There is just one little problem: the idea is wrong. And as China — a devout follower of Keynes these days as much as of Marx — falters, it is becoming more and more apparent just how wrong it is.
The idea that governments can just press the 'ON' button and print off reams of paper money to solve all our economic ills is so stupid that only a Nobel Prize winning prat like Paul Krugman could believe it. It is a governmental Ponzi scheme of gigantic proportions and, sooner rather than later, we will find out the truth of the scam the hard way.
However, here in Britain, the economic catastrophe could have even more alarming results. The vast majority of people in 'this septic Isle' view Jeremy Corbyn and his polit-bureau as more or less harmless cranks, just another, even funnier, version of 'the Milipede'. No one, bar a few loonies and teen-agers, would put them in charge of a parish council, let alone the entire country. But that could all change when the brown stuff hits the fan. With a collapsing currency, raging inflation and mass unemployment, 'the People' (dread words!) will vote for anyone offering a quick and apparently easy solution. And once they are in, can you see the Marxist likes of 'Jezza', Ken Livingstone, John McDonnell, Seamus Milne et al, ever willingly giving up the power they would have?

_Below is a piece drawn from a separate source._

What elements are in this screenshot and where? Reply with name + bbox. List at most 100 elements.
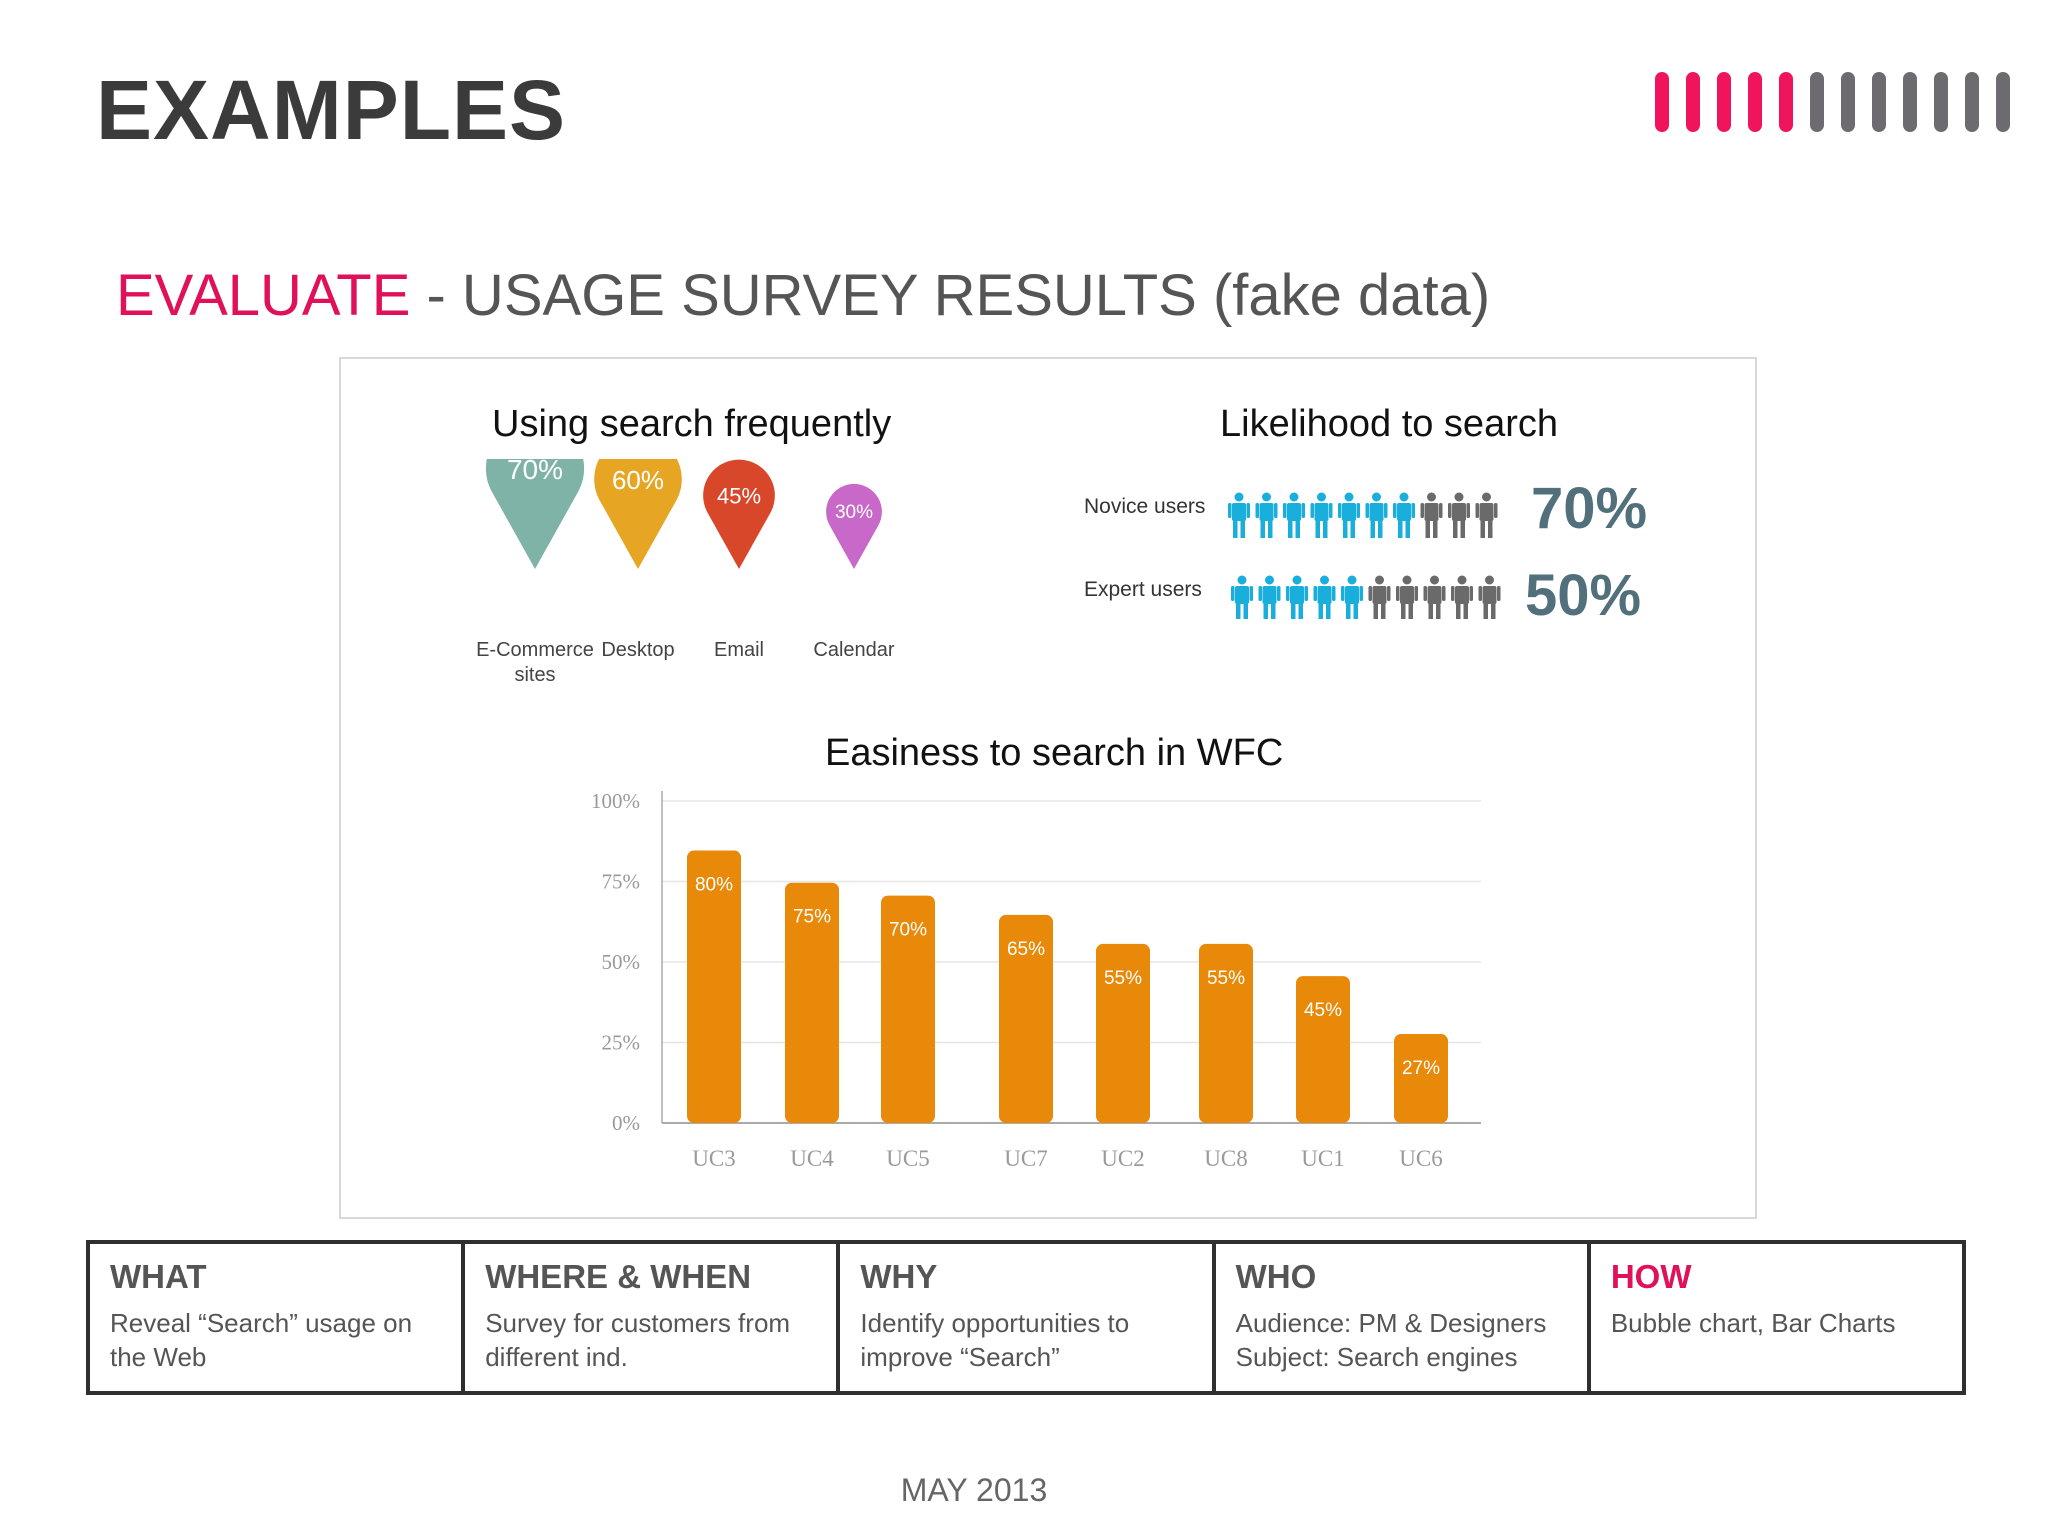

In the meantime, the printing presses keep on rolling . . .
The Keynesian model proved to be catnip for those statist types in government who just lust for the power and control printing money to solve problems offered. The Austrian model did not empower government statists, rather it empowered the individual and sound money. Statists win these battles by bribing the citizen with his own money...controlled by the state of course.
Posted by: whitewall | Saturday, 16 January 2016 at 14:49
An excellent summary, Whiters, as usual!